Quando mi alzai da tavola mi diressi verso la stanza di Fede; non ci avevo ancora parlato e mi mancava.
"Fede!" esclamai correnndogli incontro, fui accolta da un suo abbraccio "Eccola la mia scema!" inizammo a parlare e decisi di raccontare anche a lui di me e Nico, in quanto lo sapeva solo Spinazzola.
"Me lo aveva già detto Bare, quando eri in coma era disperato e così me ne parlò" ne fui felice, continuammo a parlare e in tutto quel tempo passato insieme notai che Fede evitò sempre il discorso riguardante il cibo; inutì che aveva paura di farmi domande al riguardo.
Lui era fatto così, faceva di tutto pur di rispettare la persona che gli si trovava davanti.
"Scusa Fede ma Nico?" non lo vedevo da cena e ormai si erano fatte le 23 "il tuo discorso lo ha lasciato a pezzi, se ne è andato subito dopo in modo che te non te ne accorgessi"
"Grazie per avermelo detto, so dove si trova"

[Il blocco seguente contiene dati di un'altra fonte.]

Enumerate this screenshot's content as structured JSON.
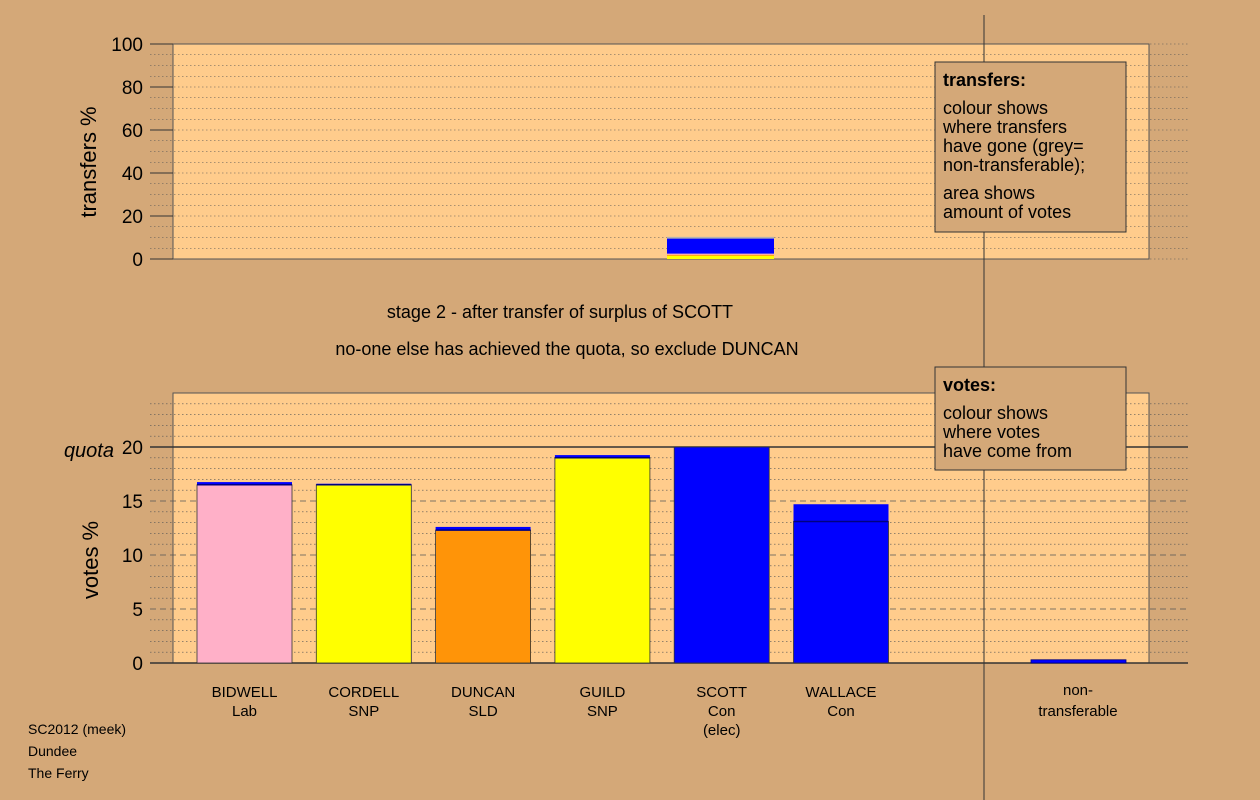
{
  "colors": {
    "background": "#d4a878",
    "panel": "#ffcc8c",
    "Lab": "#ffb0c8",
    "SNP": "#ffff00",
    "SLD": "#ff9408",
    "Con": "#0000ff",
    "grey": "#b3b3b3",
    "divider": "#000080"
  },
  "transfers_panel": {
    "ylabel": "transfers %",
    "ylim": [
      0,
      100
    ],
    "yticks": [
      "0",
      "20",
      "40",
      "60",
      "80",
      "100"
    ],
    "legend": {
      "title": "transfers:",
      "line1": "colour shows",
      "line2": "where transfers",
      "line3": "have gone (grey=",
      "line4": "non-transferable);",
      "line5": "area shows",
      "line6": "amount of votes"
    }
  },
  "stage_text": {
    "line1": "stage 2 - after transfer of surplus of SCOTT",
    "line2": "no-one else has achieved the quota, so exclude DUNCAN"
  },
  "votes_panel": {
    "ylabel": "votes %",
    "ylim": [
      0,
      25
    ],
    "yticks": [
      "0",
      "5",
      "10",
      "15",
      "20"
    ],
    "quota_label": "quota",
    "quota": 20,
    "legend": {
      "title": "votes:",
      "line1": "colour shows",
      "line2": "where votes",
      "line3": "have come from"
    }
  },
  "chart_data": [
    {
      "type": "bar",
      "panel": "transfers",
      "ylabel": "transfers %",
      "ylim": [
        0,
        100
      ],
      "categories": [
        "SCOTT"
      ],
      "stack": [
        {
          "party": "SNP",
          "value": 1.5
        },
        {
          "party": "SLD",
          "value": 0.5
        },
        {
          "party": "Lab",
          "value": 0.5
        },
        {
          "party": "Con",
          "value": 7.0
        },
        {
          "party": "grey",
          "value": 0.8
        }
      ]
    },
    {
      "type": "bar",
      "panel": "votes",
      "ylabel": "votes %",
      "ylim": [
        0,
        25
      ],
      "quota": 20,
      "categories": [
        {
          "name": "BIDWELL",
          "party": "Lab",
          "elected": ""
        },
        {
          "name": "CORDELL",
          "party": "SNP",
          "elected": ""
        },
        {
          "name": "DUNCAN",
          "party": "SLD",
          "elected": ""
        },
        {
          "name": "GUILD",
          "party": "SNP",
          "elected": ""
        },
        {
          "name": "SCOTT",
          "party": "Con",
          "elected": "(elec)"
        },
        {
          "name": "WALLACE",
          "party": "Con",
          "elected": ""
        }
      ],
      "values": [
        {
          "base": 16.5,
          "base_party": "Lab",
          "transfer": 0.25
        },
        {
          "base": 16.5,
          "base_party": "SNP",
          "transfer": 0.1
        },
        {
          "base": 12.3,
          "base_party": "SLD",
          "transfer": 0.3
        },
        {
          "base": 19.0,
          "base_party": "SNP",
          "transfer": 0.25
        },
        {
          "base": 20.0,
          "base_party": "Con",
          "transfer": 0
        },
        {
          "base": 13.1,
          "base_party": "Con",
          "transfer": 1.6
        }
      ],
      "non_transferable": {
        "label_line1": "non-",
        "label_line2": "transferable",
        "value": 0.3
      }
    }
  ],
  "footer": {
    "line1": "SC2012 (meek)",
    "line2": "Dundee",
    "line3": "The Ferry"
  }
}
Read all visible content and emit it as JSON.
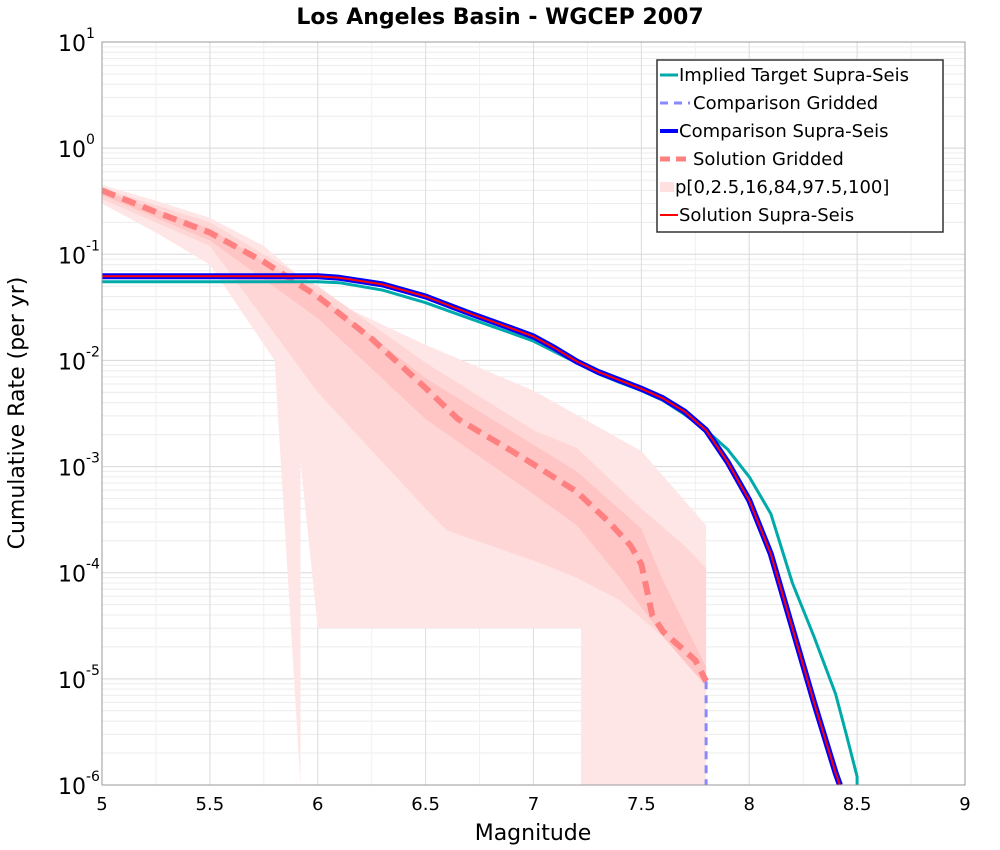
{
  "chart_data": {
    "type": "line",
    "title": "Los Angeles Basin - WGCEP 2007",
    "xlabel": "Magnitude",
    "ylabel": "Cumulative Rate (per yr)",
    "xlim": [
      5,
      9
    ],
    "ylim": [
      1e-06,
      10
    ],
    "yscale": "log",
    "grid": true,
    "legend_position": "top-right",
    "xticks": [
      "5",
      "5.5",
      "6",
      "6.5",
      "7",
      "7.5",
      "8",
      "8.5",
      "9"
    ],
    "yticks": [
      {
        "value": 1e-06,
        "base": "10",
        "exp": "-6"
      },
      {
        "value": 1e-05,
        "base": "10",
        "exp": "-5"
      },
      {
        "value": 0.0001,
        "base": "10",
        "exp": "-4"
      },
      {
        "value": 0.001,
        "base": "10",
        "exp": "-3"
      },
      {
        "value": 0.01,
        "base": "10",
        "exp": "-2"
      },
      {
        "value": 0.1,
        "base": "10",
        "exp": "-1"
      },
      {
        "value": 1,
        "base": "10",
        "exp": "0"
      },
      {
        "value": 10,
        "base": "10",
        "exp": "1"
      }
    ],
    "bands": [
      {
        "name": "p[0,100]",
        "color": "#ffe6e6",
        "x": [
          5.0,
          5.25,
          5.5,
          5.75,
          5.85,
          5.92,
          6.0,
          6.5,
          7.0,
          7.5,
          7.8,
          7.8,
          7.5,
          7.22,
          7.22,
          6.6,
          6.0,
          5.92,
          5.92,
          5.8,
          5.5,
          5.25,
          5.0
        ],
        "y": [
          0.45,
          0.32,
          0.22,
          0.12,
          0.08,
          0.06,
          0.042,
          0.014,
          0.0052,
          0.0014,
          0.00028,
          1e-06,
          1e-06,
          1e-06,
          3e-05,
          3e-05,
          3e-05,
          0.0011,
          1e-06,
          0.01,
          0.08,
          0.16,
          0.3
        ]
      },
      {
        "name": "p[2.5,97.5]",
        "color": "#ffd6d6",
        "x": [
          5.0,
          5.5,
          6.0,
          6.5,
          7.0,
          7.2,
          7.5,
          7.7,
          7.8,
          7.8,
          7.6,
          7.4,
          7.2,
          7.0,
          6.6,
          6.5,
          6.0,
          5.5,
          5.0
        ],
        "y": [
          0.42,
          0.2,
          0.05,
          0.0095,
          0.0022,
          0.0015,
          0.0004,
          0.00018,
          0.00011,
          1.1e-05,
          2.5e-05,
          5.5e-05,
          9e-05,
          0.00013,
          0.00025,
          0.0004,
          0.005,
          0.12,
          0.33
        ]
      },
      {
        "name": "p[16,84]",
        "color": "#ffc4c4",
        "x": [
          5.0,
          5.5,
          6.0,
          6.5,
          7.0,
          7.2,
          7.5,
          7.6,
          7.8,
          7.8,
          7.6,
          7.4,
          7.2,
          7.0,
          6.5,
          6.0,
          5.5,
          5.0
        ],
        "y": [
          0.4,
          0.175,
          0.042,
          0.0068,
          0.0016,
          0.0009,
          0.00026,
          8.5e-05,
          1.3e-05,
          8.5e-06,
          2.5e-05,
          9e-05,
          0.00028,
          0.00055,
          0.0028,
          0.025,
          0.135,
          0.36
        ]
      }
    ],
    "series": [
      {
        "name": "Implied Target Supra-Seis",
        "color": "#00aaaa",
        "style": "solid",
        "width": 3,
        "x": [
          5.0,
          5.5,
          5.8,
          6.0,
          6.1,
          6.3,
          6.5,
          6.7,
          6.9,
          7.0,
          7.1,
          7.2,
          7.3,
          7.4,
          7.5,
          7.6,
          7.7,
          7.8,
          7.9,
          8.0,
          8.1,
          8.2,
          8.3,
          8.4,
          8.45,
          8.5,
          8.5
        ],
        "y": [
          0.055,
          0.055,
          0.055,
          0.055,
          0.054,
          0.046,
          0.035,
          0.025,
          0.018,
          0.0152,
          0.012,
          0.0095,
          0.0075,
          0.0062,
          0.0052,
          0.0042,
          0.0031,
          0.0022,
          0.00145,
          0.0008,
          0.00036,
          8e-05,
          2.5e-05,
          7.2e-06,
          3e-06,
          1.2e-06,
          1e-06
        ]
      },
      {
        "name": "Comparison Gridded",
        "color": "#8888ff",
        "style": "dashed",
        "width": 3,
        "x": [
          7.8,
          7.8
        ],
        "y": [
          9.5e-06,
          1e-06
        ]
      },
      {
        "name": "Comparison Supra-Seis",
        "color": "#0000ff",
        "style": "solid",
        "width": 6,
        "x": [
          5.0,
          5.5,
          5.8,
          6.0,
          6.1,
          6.3,
          6.5,
          6.7,
          6.9,
          7.0,
          7.1,
          7.2,
          7.3,
          7.4,
          7.5,
          7.6,
          7.7,
          7.8,
          7.9,
          8.0,
          8.1,
          8.2,
          8.3,
          8.4,
          8.42
        ],
        "y": [
          0.062,
          0.062,
          0.062,
          0.062,
          0.06,
          0.052,
          0.04,
          0.028,
          0.02,
          0.0168,
          0.013,
          0.0098,
          0.0078,
          0.0065,
          0.0054,
          0.0044,
          0.0033,
          0.0022,
          0.0011,
          0.00048,
          0.00015,
          3e-05,
          6e-06,
          1.3e-06,
          1e-06
        ]
      },
      {
        "name": "Solution Gridded",
        "color": "#ff8080",
        "style": "dashed",
        "width": 6,
        "x": [
          5.0,
          5.25,
          5.5,
          5.75,
          6.0,
          6.25,
          6.5,
          6.65,
          6.9,
          7.0,
          7.2,
          7.35,
          7.45,
          7.5,
          7.55,
          7.6,
          7.75,
          7.8
        ],
        "y": [
          0.4,
          0.25,
          0.16,
          0.085,
          0.04,
          0.016,
          0.0055,
          0.0028,
          0.0014,
          0.00105,
          0.00058,
          0.0003,
          0.00018,
          0.00012,
          4e-05,
          2.8e-05,
          1.5e-05,
          9.5e-06
        ]
      },
      {
        "name": "p[0,2.5,16,84,97.5,100]",
        "color": "#ffe0e0",
        "style": "band",
        "width": 10,
        "x": [],
        "y": []
      },
      {
        "name": "Solution Supra-Seis",
        "color": "#ff0000",
        "style": "solid",
        "width": 2,
        "x": [
          5.0,
          5.5,
          5.8,
          6.0,
          6.1,
          6.3,
          6.5,
          6.7,
          6.9,
          7.0,
          7.1,
          7.2,
          7.3,
          7.4,
          7.5,
          7.6,
          7.7,
          7.8,
          7.9,
          8.0,
          8.1,
          8.2,
          8.3,
          8.4,
          8.42
        ],
        "y": [
          0.062,
          0.062,
          0.062,
          0.062,
          0.06,
          0.052,
          0.04,
          0.028,
          0.02,
          0.0168,
          0.013,
          0.0098,
          0.0078,
          0.0065,
          0.0054,
          0.0044,
          0.0033,
          0.0022,
          0.0011,
          0.00048,
          0.00015,
          3e-05,
          6e-06,
          1.3e-06,
          1e-06
        ]
      }
    ]
  }
}
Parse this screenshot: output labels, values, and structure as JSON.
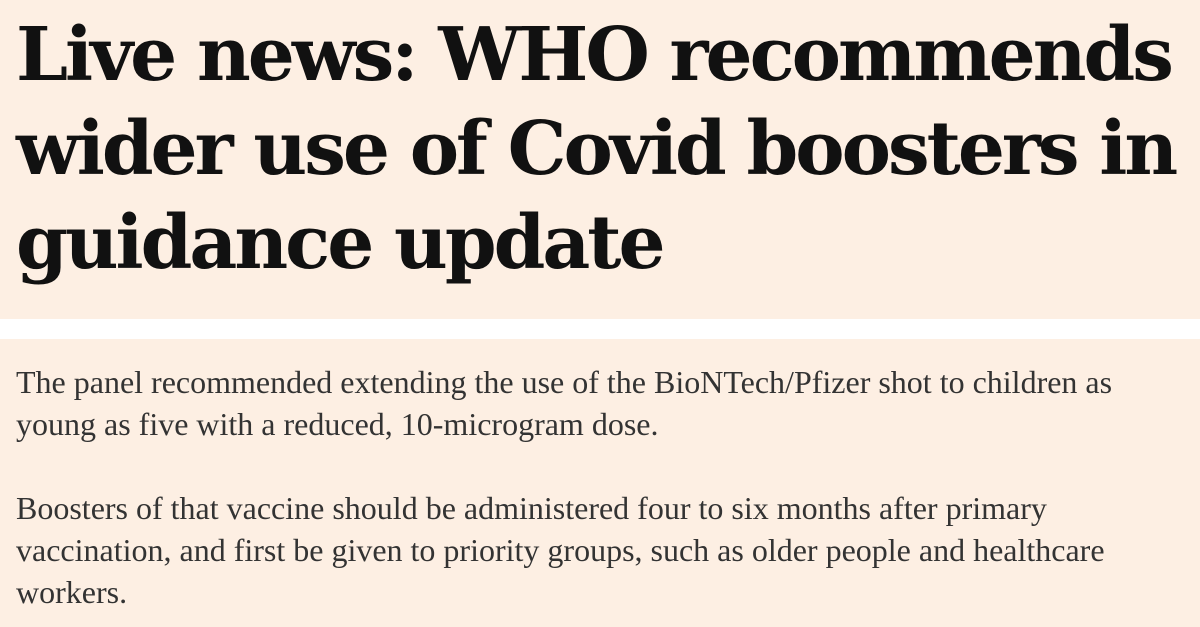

Me ne andai sul tetto e infatti lo trovai lì, avvolto nel buio mentre osservava le stelle; mi sedetti ancora una volta di fianco a lui, appoggiando la mia testa alla sua spalla.
"Che hai?"
"Perché non mi hai detto prima di questo?" mi ero accorta che stava piangendo ancora, aveva la voce tremolante e per quel pò che riuscivo a vedere il suo viso notai che aveva gli occhi gonfi.
"Nico nessuno lo sapeva"
"Se me lo avessi detto ti avrei potuto aiutare, è colpa mia. Non me sono reso conto"
"Oi non ti devi dare la colpa di niente. Io sono felice"
"Si ma stai male, ed io non lo sopporto!" alla fine di questa esclamazione si voltò a guardarmi, mi accarezzò il viso e si avvicinò ancora di più a me "Non dartene una colpa okay?" gli chiesi allontandomi un pò, non volevo che stesse così male per me.
Mi avvicinai a lui e gli diedi un bacio, come di sfuggita; non mi dilungai troppo nella cosa.
"Vieni qua" mi fece segno di sedermi sopra di lui e così feci.
Ero avvolta dalle sue braccia che fungevano da coperta, le stringevo sempre di più a me; non volevo che si staccasse.
"Ti starò vicino sempre, la ragazza di cui sono follemente innamorato non può stare male; farò uscire quella stupida vocina nella tua testa che ti dice di non toccare il cibo anzi, al posto della vocina ci mettiamo la pasta al pistacchio"
Mi girai a guardarlo, mi aveva appena fatto una promessa grossissima e mi aveva appena detto che era innamorato di me; non sapevo cosa dire così lo abbracciai fortissimo e quando mi staccai, con un bacio, gli feci capire che l'amore era reciproco.